Para que um argumento ad verecundiam seja eficiente, deve também fazer prova material de suas conclusões. A prova na metodologia jurídica, significa a citação de documentos que permitam ao leitor comprovar as fontes de todo o raciocínio desenvolvido. (...) Do mesmo modo se um perito criminal, que é autoridade em sua área de conhecimento, atesta que determinada substância que lhe fora enviada para exame é droga ilícita, deve guardar parte dessa substância para posterior contra-prova. Permite, então, que seu parecer magister dixit seja submetido ao devido questionamento. (RODRÍGUEZ, Víctor. 2005, pags. 131 e 132)

Portanto, a livre afirmação de fatos em determinado contexto, não gerarão uma argumentação sólida, é preciso que ocorra a comprovação dos elementos afirmados, para que o argumento obtenha credibilidade.

CONCLUSÃO

Em resumo, o que Perelman aborda é o resgate da retórica aristotélica, com vistas a convencer uma platéia específica com argumentos passíveis de reconhecimento da platéia. Dá ênfase ao uso de uma linguagem comum, amplia a discussão para além do sentido da simples manifestação da verdade, indicando que a retórica utiliza-se do discurso para realizar seu objetivo de persuadir. Imprime a noção de auditório como o centro da retórica, apontando para a necessidade do discurso ser adaptado à platéia para que seja eficaz. Para que isto possa ocorrer é necessário que o orador tenha conhecimento prévio do tipo de platéia ao qual se dirigirá. Trabalha, ainda a noção de distinção entre os discursos do real e o de valores, determinando a imprecisão e mutabilidade que os valores sofrem. Afirma finalmente que o Direito não reflete a realidade jurídica que muitas vezes é desenhada por interesses ou pressões sociais. Nesse sentido acredita-se ser necessária a busca de um discurso argumentativo que valide a lei de forma justa entre as partes não atendendo interesses que fujam dos objetivos do Direito.

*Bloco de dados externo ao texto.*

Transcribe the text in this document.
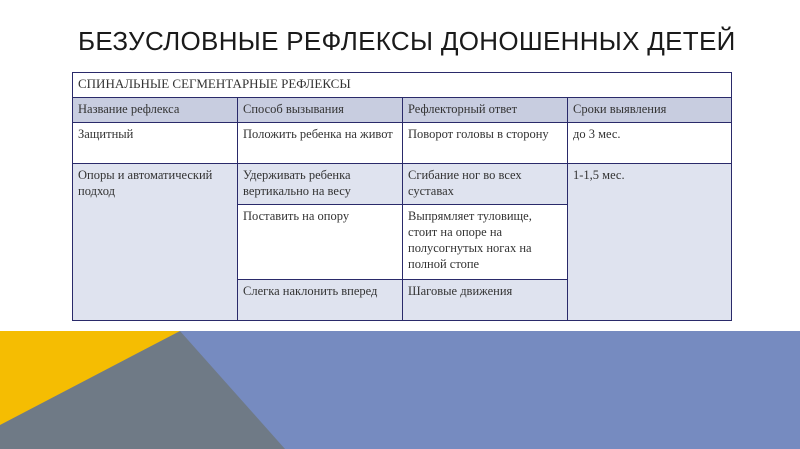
БЕЗУСЛОВНЫЕ РЕФЛЕКСЫ ДОНОШЕННЫХ ДЕТЕЙ
СПИНАЛЬНЫЕ СЕГМЕНТАРНЫЕ РЕФЛЕКСЫ			
Название рефлекса	Способ вызывания	Рефлекторный ответ	Сроки выявления
Защитный	Положить ребенка на живот	Поворот головы в сторону	до 3 мес.
Опоры и автоматический подход	Удерживать ребенка вертикально на весу	Сгибание ног во всех суставах	1-1,5 мес.
	Поставить на опору	Выпрямляет туловище, стоит на опоре на полусогнутых ногах на полной стопе	
	Слегка наклонить вперед	Шаговые движения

Uma das ferramentas que se impõe justa e necessária para atender os interesses em debate é a prova. Com este conceito a subjetividade do juiz dá espaço a elementos que não podem ser ignorados de sua apreciação. O argumento ganha assim solidez, não ficando a margem da falácia e de interesses alheios aos da justiça. Afasta-se, então, a retórica em seu sentido pejorativo, de discurso vago e impreciso.

REFERÊNCIAS

 

ATIENZA, Manuel. As razões do direito: teorias da argumentação jurídica. São Paulo: Landy Editora, 2006.

PERELMAN, Chaïm. Lógica jurídica: nova retórica. 2ª. ed. São Paulo: Martins Fontes, 2004.

RODRÍGUEZ, Victor Gabriel. Argumentação jurídica: técnicas de persuasão e lógica informal. 4ª. ed. São Paulo: Martins Fontes, 2005.


* Trabalho apresentado para obtenção da 2ª nota da disciplina de Metodologia da Pesquisa em Direito e Processo de Conhecimento II, Ministradas pelos professores Rodrigo Raposo e professor Hugo Passos, respectivamente.

** Aluna do Curso de Direito da Unidade de Ensino Superior Dom Bosco, turno vespertino, 9° período. 2012.